Thursday, 01 February 2018 00:00

An entire interior created from just recycled products

    When Kengo Kuma and Associates designed Tetchan Yakitori bar, the practice wanted to inherit the atmosphere of a makeshift barrack street emerging after the war.

    The project took place in Kichijoji – one of Tokyo’s suburban towns. Harmonica Yokocho is a wondrous bystreet that still retains the atmosphere of black-market stalls during the post-World War II period. Kengo Kuma and Associates designed the interior for a small Yakitori bar that sits on the edge of the street.

    The bar interior is mostly made of recycled materials. The company applied recycled LAN cables over every surface which created a shaggy, wooly look. As a result, an amazing interior emerged, where form becomes invisible and only materiality and various colours appear as if floating in the air. It also came to match well with the wall painting by Teruhiko Yumura.

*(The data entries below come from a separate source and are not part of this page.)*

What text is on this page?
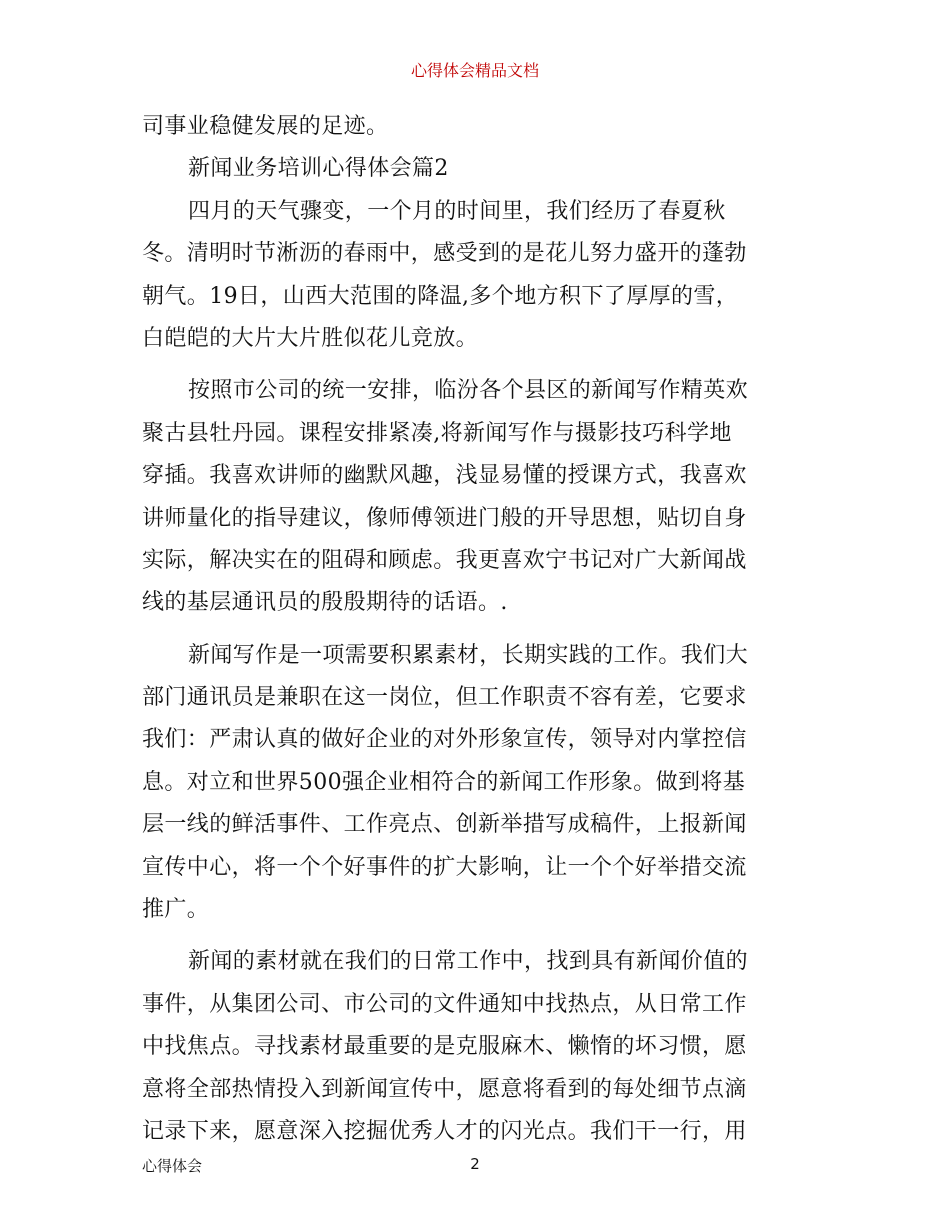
心得体会精品文档
司事业稳健发展的足迹。
新闻业务培训心得体会篇2
四月的天气骤变，一个月的时间里，我们经历了春夏秋
冬。清明时节淅沥的春雨中，感受到的是花儿努力盛开的蓬勃
朝气。19日，山西大范围的降温,多个地方积下了厚厚的雪，
白皑皑的大片大片胜似花儿竞放。
按照市公司的统一安排，临汾各个县区的新闻写作精英欢
聚古县牡丹园。课程安排紧凑,将新闻写作与摄影技巧科学地
穿插。我喜欢讲师的幽默风趣，浅显易懂的授课方式，我喜欢
讲师量化的指导建议，像师傅领进门般的开导思想，贴切自身
实际，解决实在的阻碍和顾虑。我更喜欢宁书记对广大新闻战
线的基层通讯员的殷殷期待的话语。.
新闻写作是一项需要积累素材，长期实践的工作。我们大
部门通讯员是兼职在这一岗位，但工作职责不容有差，它要求
我们：严肃认真的做好企业的对外形象宣传，领导对内掌控信
息。对立和世界500强企业相符合的新闻工作形象。做到将基
层一线的鲜活事件、工作亮点、创新举措写成稿件，上报新闻
宣传中心，将一个个好事件的扩大影响，让一个个好举措交流
推广。
新闻的素材就在我们的日常工作中，找到具有新闻价值的
事件，从集团公司、市公司的文件通知中找热点，从日常工作
中找焦点。寻找素材最重要的是克服麻木、懒惰的坏习惯，愿
意将全部热情投入到新闻宣传中，愿意将看到的每处细节点滴
记录下来，愿意深入挖掘优秀人才的闪光点。我们干一行，用
心得体会	2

    Throughout the project at Tetchan Kichijoji, Nakadai – a company which handles scrap materials – helped develop an idea using LAN cables, acrylic balls and 300 bicycle wheels with exposed rims, that were used to cover the entire facade of the building. Inside, the tables and chairs are also made with the same, allowing the design team to build a consistent space using the wheel rims as the basic particles.